Collection: Well, Ernst Wilhelm

* June 11, 1902 Berlin - † April 8, 1968 Cologne

biography

Ernst Wilhelm Nay was born in Berlin in 1902 and dropped out of an apprenticeship as a bookseller after graduating from high school. He started painting as a schoolboy, portraying his mother and sister. The 23-year-old self-taught artist's "Portrait of Franz Reuter" caused a stir at the spring exhibition at the Berlin Academy of Arts among works by Kirchner and Kokoschka.
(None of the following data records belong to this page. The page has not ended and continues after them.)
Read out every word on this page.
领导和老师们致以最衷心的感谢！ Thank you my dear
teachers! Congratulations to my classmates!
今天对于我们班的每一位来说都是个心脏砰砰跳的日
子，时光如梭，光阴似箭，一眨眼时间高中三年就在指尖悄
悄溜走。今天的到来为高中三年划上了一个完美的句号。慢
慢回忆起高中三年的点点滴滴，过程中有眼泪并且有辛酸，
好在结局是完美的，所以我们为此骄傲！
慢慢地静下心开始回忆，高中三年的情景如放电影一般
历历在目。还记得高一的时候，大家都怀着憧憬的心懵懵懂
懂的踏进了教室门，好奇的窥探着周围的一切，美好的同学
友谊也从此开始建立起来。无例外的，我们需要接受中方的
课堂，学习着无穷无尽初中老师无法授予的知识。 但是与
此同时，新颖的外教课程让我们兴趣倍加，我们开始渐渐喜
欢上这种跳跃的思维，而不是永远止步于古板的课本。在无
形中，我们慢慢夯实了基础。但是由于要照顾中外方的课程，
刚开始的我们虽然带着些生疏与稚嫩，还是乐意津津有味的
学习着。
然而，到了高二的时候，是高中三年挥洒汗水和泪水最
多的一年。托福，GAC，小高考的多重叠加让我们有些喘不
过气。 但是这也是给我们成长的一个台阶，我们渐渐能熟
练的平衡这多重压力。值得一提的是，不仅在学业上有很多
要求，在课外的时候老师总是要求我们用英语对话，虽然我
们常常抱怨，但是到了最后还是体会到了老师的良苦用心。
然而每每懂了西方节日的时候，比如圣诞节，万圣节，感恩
Carl Georg Heise, director of the Lübeck and later Hamburg art collections, became aware of the young artist whose early figurative work was somewhere between late expressionism and the academy style. A scholarship arranged by Heise enabled Nay to travel to Bornholm in 1930. The pictures created during this time already announced Nay's departure from academism. The rise to power of the National Socialists increasingly threatened his existence as an artist. His painting was considered “degenerate”. In 1937 the Nazis had his works removed from museums and banned him from working. In the same year, Nay traveled to Lofoten following an invitation from Edvard Munch. The stay became an artistic turning point for Nay. Here he found his style, gradually moving away from the representational and figurative and turning to large color fields. "In the bright nights, the first dynamic-rhythmic designs emerged from the fermatas of the mountainous sea islands, which later - independent of the subject matter - would become the main spiritual theme of my art," he noted in 1961. Back from Norway, Nay survived the Second World War as a map artist France. After 1945, the actually abstract phase of his painting began, the highlight of which is the so-called “disc paintings”. In ever new variations, Nay created his symphonies of expressive color circles. They established his international fame and at the same time form the actual core of his oeuvre. At the height of his career - during the "documenta" in 1964 - critical voices were of course also loud: Nay was arbitrary, decorative, simple. The artist reacted hurt, but continued to paint consistently. In the last years of his work he reduced the colors and simplified the forms. On April 8, 1968, he died of a heart attack in Cologne at the age of 65. His place in art history is undisputed today.